I am a big fan of the classic writings on strategy. The original writings of the big strategic thinkers of the past still reveal valuable insights for today.
Bruce D. Henderson is the man who we have to thank for the Boston Box (or Growth-Share-Matrix). He wrote in 1976:
Effective strategy analysis requires that you find a way to proceed and progress from wherever you start to a dependable competitive advantage at maturity and equilibrium. This in turn requires that you foresee both the shifting economics and the changing behavior of your competitors. If you succeed, than you must translate that insight into the action required now and at each stage as the market matures. Strategy is action now consistent with a required sequence of actions until a defensible competitive superiority is achieved.
That is what competitive strategy is all about.
(from The Boston Consulting Group on Strategy: Classic Concepts and New Perspectives; The real objectives)

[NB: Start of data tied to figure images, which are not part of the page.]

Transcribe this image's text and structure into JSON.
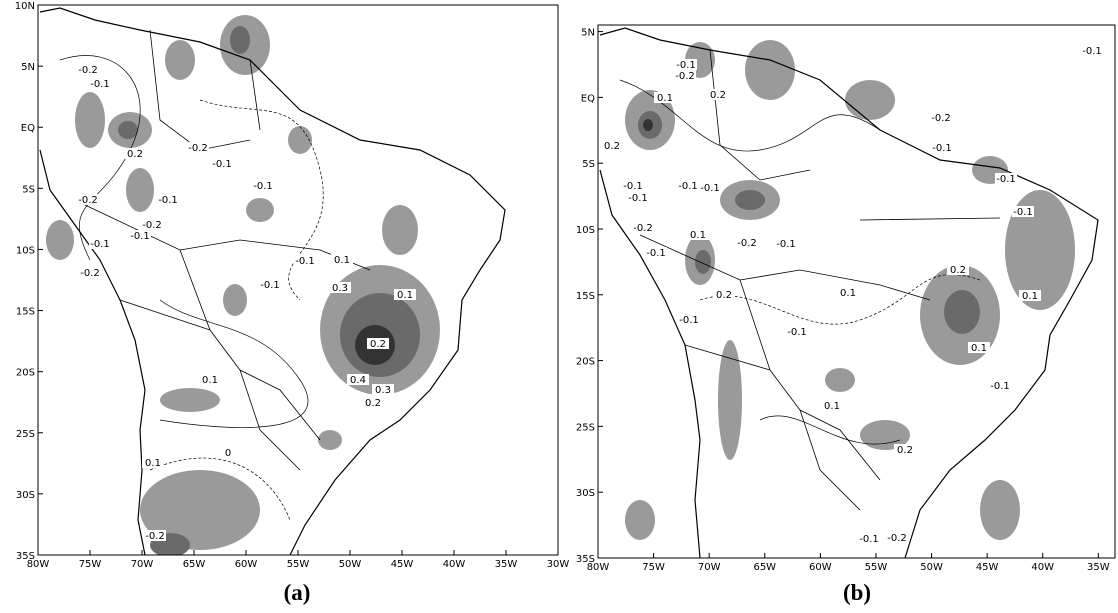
{
  "panels": [
    {
      "caption": "(a)",
      "xlim": [
        -80,
        -30
      ],
      "ylim": [
        -35,
        10
      ],
      "xticks": [
        {
          "value": -80,
          "label": "80W"
        },
        {
          "value": -75,
          "label": "75W"
        },
        {
          "value": -70,
          "label": "70W"
        },
        {
          "value": -65,
          "label": "65W"
        },
        {
          "value": -60,
          "label": "60W"
        },
        {
          "value": -55,
          "label": "55W"
        },
        {
          "value": -50,
          "label": "50W"
        },
        {
          "value": -45,
          "label": "45W"
        },
        {
          "value": -40,
          "label": "40W"
        },
        {
          "value": -35,
          "label": "35W"
        },
        {
          "value": -30,
          "label": "30W"
        }
      ],
      "yticks": [
        {
          "value": 10,
          "label": "10N"
        },
        {
          "value": 5,
          "label": "5N"
        },
        {
          "value": 0,
          "label": "EQ"
        },
        {
          "value": -5,
          "label": "5S"
        },
        {
          "value": -10,
          "label": "10S"
        },
        {
          "value": -15,
          "label": "15S"
        },
        {
          "value": -20,
          "label": "20S"
        },
        {
          "value": -25,
          "label": "25S"
        },
        {
          "value": -30,
          "label": "30S"
        },
        {
          "value": -35,
          "label": "35S"
        }
      ],
      "contour_labels": [
        -0.2,
        -0.1,
        0.2,
        -0.2,
        -0.1,
        -0.2,
        -0.1,
        -0.2,
        -0.1,
        -0.1,
        -0.2,
        -0.1,
        -0.1,
        0.1,
        0.3,
        0.1,
        0.2,
        0.4,
        0.3,
        0.2,
        0.1,
        0.1,
        -0.2,
        -0.1,
        0
      ]
    },
    {
      "caption": "(b)",
      "xlim": [
        -80,
        -33.5
      ],
      "ylim": [
        -35,
        5.5
      ],
      "xticks": [
        {
          "value": -80,
          "label": "80W"
        },
        {
          "value": -75,
          "label": "75W"
        },
        {
          "value": -70,
          "label": "70W"
        },
        {
          "value": -65,
          "label": "65W"
        },
        {
          "value": -60,
          "label": "60W"
        },
        {
          "value": -55,
          "label": "55W"
        },
        {
          "value": -50,
          "label": "50W"
        },
        {
          "value": -45,
          "label": "45W"
        },
        {
          "value": -40,
          "label": "40W"
        },
        {
          "value": -35,
          "label": "35W"
        }
      ],
      "yticks": [
        {
          "value": 5,
          "label": "5N"
        },
        {
          "value": 0,
          "label": "EQ"
        },
        {
          "value": -5,
          "label": "5S"
        },
        {
          "value": -10,
          "label": "10S"
        },
        {
          "value": -15,
          "label": "15S"
        },
        {
          "value": -20,
          "label": "20S"
        },
        {
          "value": -25,
          "label": "25S"
        },
        {
          "value": -30,
          "label": "30S"
        },
        {
          "value": -35,
          "label": "35S"
        }
      ],
      "contour_labels": [
        -0.1,
        -0.1,
        -0.2,
        0.1,
        0.2,
        -0.2,
        -0.1,
        0.2,
        -0.1,
        -0.1,
        -0.1,
        -0.1,
        -0.2,
        -0.1,
        0.1,
        -0.2,
        -0.1,
        0.2,
        -0.1,
        -0.1,
        0.1,
        0.2,
        0.1,
        0.1,
        -0.1,
        0.1,
        0.2,
        -0.1,
        -0.2,
        -0.1,
        -0.1
      ]
    }
  ]
}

First of all, it is essential to understand how Henderson is defining success:
Business success cannot be measured until the direct investor’s cash input has been returned with his profit. Until then, all profit and all apparent success is merely a promise. Reported profit is only a signal. It is a misleading signal unless it represents the probable ultimate competitive position. Cash is all that counts.

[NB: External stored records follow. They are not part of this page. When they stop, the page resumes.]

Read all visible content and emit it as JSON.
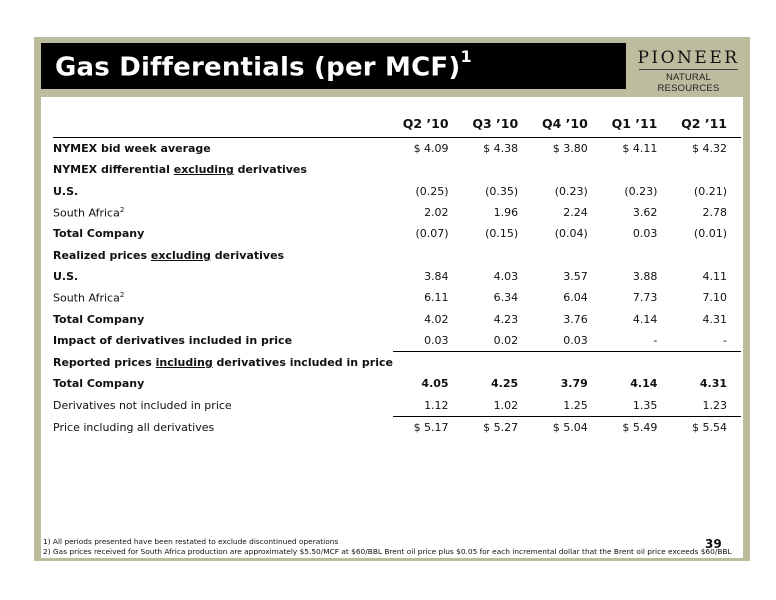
{
  "title": "Gas Differentials (per MCF)",
  "title_sup": "1",
  "logo": {
    "main": "PIONEER",
    "sub": "NATURAL RESOURCES"
  },
  "columns": [
    "Q2 ’10",
    "Q3 ’10",
    "Q4 ’10",
    "Q1 ’11",
    "Q2 ’11"
  ],
  "rows": [
    {
      "label": "NYMEX bid week average",
      "values": [
        "$ 4.09",
        "$ 4.38",
        "$ 3.80",
        "$ 4.11",
        "$ 4.32"
      ]
    },
    {
      "label_pre": "NYMEX differential ",
      "label_u": "excluding",
      "label_post": " derivatives",
      "values": []
    },
    {
      "label": "U.S.",
      "values": [
        "(0.25)",
        "(0.35)",
        "(0.23)",
        "(0.23)",
        "(0.21)"
      ]
    },
    {
      "label": "South Africa",
      "label_sup": "2",
      "values": [
        "2.02",
        "1.96",
        "2.24",
        "3.62",
        "2.78"
      ]
    },
    {
      "label": "Total Company",
      "values": [
        "(0.07)",
        "(0.15)",
        "(0.04)",
        "0.03",
        "(0.01)"
      ]
    },
    {
      "label_pre": "Realized prices ",
      "label_u": "excluding",
      "label_post": " derivatives",
      "values": []
    },
    {
      "label": "U.S.",
      "values": [
        "3.84",
        "4.03",
        "3.57",
        "3.88",
        "4.11"
      ]
    },
    {
      "label": "South Africa",
      "label_sup": "2",
      "values": [
        "6.11",
        "6.34",
        "6.04",
        "7.73",
        "7.10"
      ]
    },
    {
      "label": "Total Company",
      "values": [
        "4.02",
        "4.23",
        "3.76",
        "4.14",
        "4.31"
      ]
    },
    {
      "label": "Impact of derivatives included in price",
      "values": [
        "0.03",
        "0.02",
        "0.03",
        "-",
        "-"
      ]
    },
    {
      "label_pre": "Reported prices ",
      "label_u": "including",
      "label_post": " derivatives included in price",
      "values": []
    },
    {
      "label": "Total Company",
      "values": [
        "4.05",
        "4.25",
        "3.79",
        "4.14",
        "4.31"
      ]
    },
    {
      "label": "Derivatives not included in price",
      "values": [
        "1.12",
        "1.02",
        "1.25",
        "1.35",
        "1.23"
      ]
    },
    {
      "label": "Price including all derivatives",
      "values": [
        "$  5.17",
        "$  5.27",
        "$ 5.04",
        "$ 5.49",
        "$ 5.54"
      ]
    }
  ],
  "footnotes": [
    "1) All periods presented have been restated to exclude discontinued operations",
    "2) Gas prices received for South Africa production are approximately $5.50/MCF at $60/BBL Brent oil price plus $0.05 for each incremental dollar that the Brent oil price exceeds $60/BBL"
  ],
  "page_number": "39"
}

- Competitive advantage is mainly attributed to cost superiority.
- When market growth has stopped, little or no investment should be needed in order to maintain the achieved strategic positon. This is when cash generation and business success start.
- At this stage, a business should already have a leading market position.
- With a superior cost structure, a business needs to reinvest only a small proportion on the cash generated in order to defend its strategic positon, compared to the closest competitor
- Hence, a higher cash surplus is attributable to the direct investors. Business success is achieved.
- An effective strategy is one that leads to this stage.
Sure, there are more complex forces at work today. The pace of our economy has increased significantly. Market dynamics have become much less predictable. Disruption can happen about everywhere. A classic product strategy that is based on a reliable product lifecycle may not seem as suitable as almost 40 years ago.
I don’t see anything that is wrong with the basic message of Hendersons statements:
- From an investor’s perspective, cash return is a great measure of success.
- A high market share isn’t worth much if it has to be defended by reinvesting a high proportion of the profits.
- The same holds true for a high growth rate.
- A thorough understanding of expected shifts in economic conditions and competitors’ moves in combination with the derivation of appropriate measures is still a prerequisite of a sound strategy.
In the end of the day, this is what strategy is all about.